Viral Evolution Under Physical Constraints: Decay, Mutation, and Transmission as a Constrained Optimization Problem
Mohammad Rasoolinejad
TL;DR
This work advances a hazard-based framework that treats viral evolution as constrained optimization over environmental decay, within-host replication under immune pressure, and mutation feasibility, unified by the total transmission fitness $\Phi = \frac{R}{\lambda}$. By modeling virions as multi-component systems with hazard rates, the authors show how structural complexity trades off against environmental persistence and immune modulation, producing emergent viral classes and seasonally driven patterns.

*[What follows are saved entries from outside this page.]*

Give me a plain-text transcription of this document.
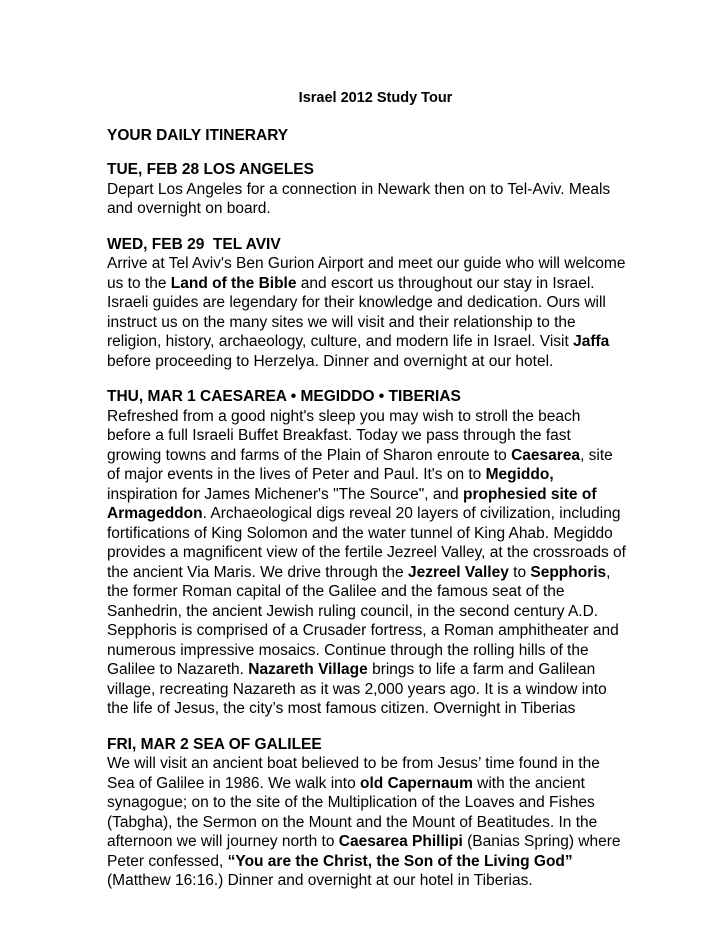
Israel 2012 Study Tour
YOUR DAILY ITINERARY
TUE, FEB 28 LOS ANGELES
Depart Los Angeles for a connection in Newark then on to Tel-Aviv. Meals and overnight on board.
WED, FEB 29  TEL AVIV
Arrive at Tel Aviv's Ben Gurion Airport and meet our guide who will welcome us to the Land of the Bible and escort us throughout our stay in Israel. Israeli guides are legendary for their knowledge and dedication. Ours will instruct us on the many sites we will visit and their relationship to the religion, history, archaeology, culture, and modern life in Israel. Visit Jaffa before proceeding to Herzelya. Dinner and overnight at our hotel.
THU, MAR 1 CAESAREA • MEGIDDO • TIBERIAS
Refreshed from a good night's sleep you may wish to stroll the beach before a full Israeli Buffet Breakfast. Today we pass through the fast growing towns and farms of the Plain of Sharon enroute to Caesarea, site of major events in the lives of Peter and Paul. It's on to Megiddo, inspiration for James Michener's "The Source", and prophesied site of Armageddon. Archaeological digs reveal 20 layers of civilization, including fortifications of King Solomon and the water tunnel of King Ahab. Megiddo provides a magnificent view of the fertile Jezreel Valley, at the crossroads of the ancient Via Maris. We drive through the Jezreel Valley to Sepphoris, the former Roman capital of the Galilee and the famous seat of the Sanhedrin, the ancient Jewish ruling council, in the second century A.D. Sepphoris is comprised of a Crusader fortress, a Roman amphitheater and numerous impressive mosaics. Continue through the rolling hills of the Galilee to Nazareth. Nazareth Village brings to life a farm and Galilean village, recreating Nazareth as it was 2,000 years ago. It is a window into the life of Jesus, the city’s most famous citizen. Overnight in Tiberias
FRI, MAR 2 SEA OF GALILEE
We will visit an ancient boat believed to be from Jesus’ time found in the Sea of Galilee in 1986. We walk into old Capernaum with the ancient synagogue; on to the site of the Multiplication of the Loaves and Fishes (Tabgha), the Sermon on the Mount and the Mount of Beatitudes. In the afternoon we will journey north to Caesarea Phillipi (Banias Spring) where Peter confessed, “You are the Christ, the Son of the Living God” (Matthew 16:16.) Dinner and overnight at our hotel in Tiberias.
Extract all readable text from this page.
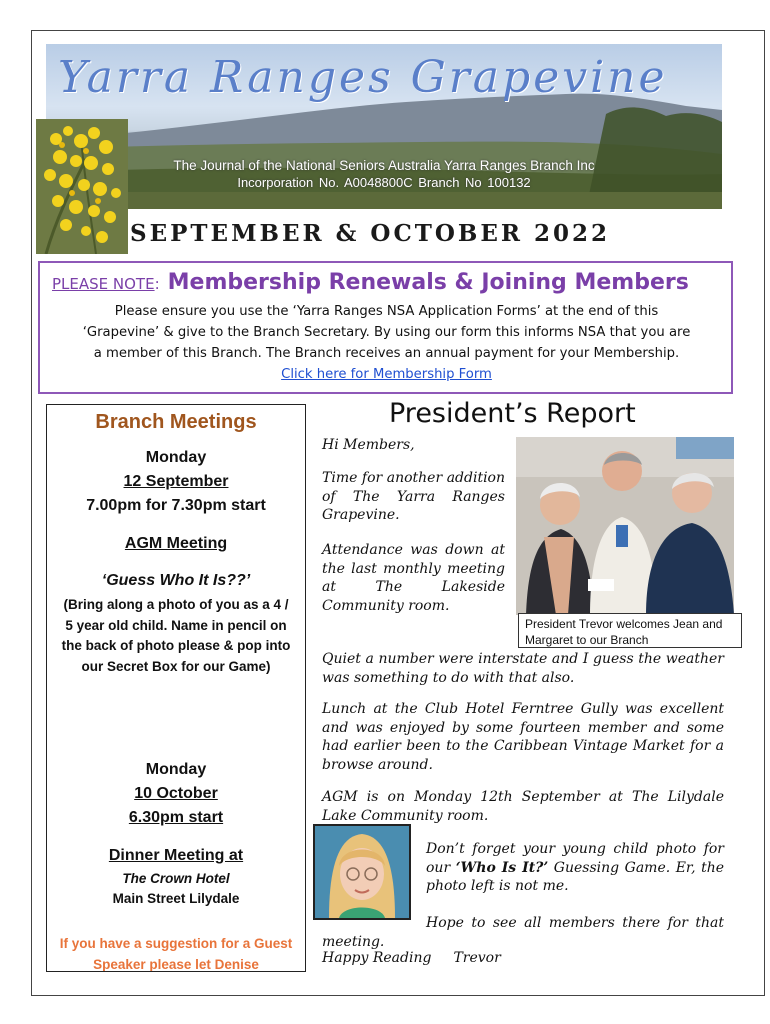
Yarra Ranges Grapevine
The Journal of the National Seniors Australia Yarra Ranges Branch Inc
Incorporation No. A0048800C Branch No 100132
SEPTEMBER & OCTOBER 2022
PLEASE NOTE: Membership Renewals & Joining Members
Please ensure you use the ‘Yarra Ranges NSA Application Forms’ at the end of this
‘Grapevine’ & give to the Branch Secretary. By using our form this informs NSA that you are
a member of this Branch. The Branch receives an annual payment for your Membership.
Click here for Membership Form
Branch Meetings
Monday
12 September
7.00pm for 7.30pm start
AGM Meeting
‘Guess Who It Is??’
(Bring along a photo of you as a 4 / 5 year old child. Name in pencil on the back of photo please & pop into our Secret Box for our Game)
Monday
10 October
6.30pm start
Dinner Meeting at
The Crown Hotel
Main Street Lilydale
If you have a suggestion for a Guest Speaker please let Denise
President’s Report
Hi Members,
Time for another addition of The Yarra Ranges Grapevine.
Attendance was down at the last monthly meeting at The Lakeside Community room.
President Trevor welcomes Jean and Margaret to our Branch
Quiet a number were interstate and I guess the weather was something to do with that also.
Lunch at the Club Hotel Ferntree Gully was excellent and was enjoyed by some fourteen member and some had earlier been to the Caribbean Vintage Market for a browse around.
AGM is on Monday 12th September at The Lilydale Lake Community room.
Don’t forget your young child photo for our ‘Who Is It?’ Guessing Game. Er, the photo left is not me.
Hope to see all members there for that meeting.
Happy Reading Trevor
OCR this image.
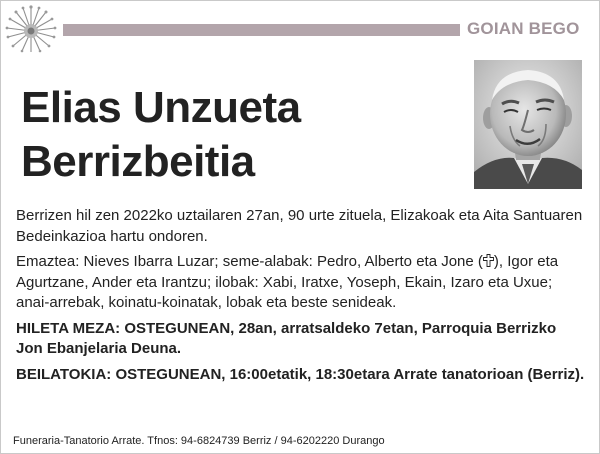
GOIAN BEGO
Elias Unzueta
Berrizbeitia

Berrizen hil zen 2022ko uztailaren 27an, 90 urte zituela, Elizakoak eta Aita Santuaren Bedeinkazioa hartu ondoren.

Emaztea: Nieves Ibarra Luzar; seme-alabak: Pedro, Alberto eta Jone ( ), Igor eta Agurtzane, Ander eta Irantzu; ilobak: Xabi, Iratxe, Yoseph, Ekain, Izaro eta Uxue; anai-arrebak, koinatu-koinatak, lobak eta beste senideak.

HILETA MEZA: OSTEGUNEAN, 28an, arratsaldeko 7etan, Parroquia Berrizko Jon Ebanjelaria Deuna.

BEILATOKIA: OSTEGUNEAN, 16:00etatik, 18:30etara Arrate tanatorioan (Berriz).

Funeraria-Tanatorio Arrate. Tfnos: 94-6824739 Berriz / 94-6202220 Durango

The framework accounts for diverse strategies—from environmentally stable, mutation-rich pathogens to latency- or immune-modulation–driven transmitters—while highlighting fundamental limits on eradicability and long-term control. The approach offers a principled lens for interpreting viral diversity, guiding surveillance, and informing public health interventions that target the dominant hazard or timing bottlenecks.
Abstract
Viruses display striking diversity in structure, transmission mode, immune interaction, and evolutionary behavior. Despite this diversity, viral strategies are not unconstrained. Here we present a unifying framework that treats viral evolution as a problem of constrained optimization governed by physical decay, immune pressure, mutation robustness, and transmission architecture. We model virions as multi-component physical systems subject to irreversible environmental failure and viruses as replicators operating under immune-driven selection and mutation-selection balance. Within this framework, major viral transmission strategies arise as necessary solutions rather than taxonomic accidents. Environmentally transmitted and airborne viruses are predicted to be structurally simple, chemically stable, and reliant on replication volume rather than immune suppression. Structurally complex viruses tolerate rapid environmental decay by encoding immune-modulatory machinery, latency, or persistent replication, at the cost of reduced mutation robustness. Temperature-dependent seasonality emerges naturally from the thermally activated nature of viral decay, without invoking host behavior.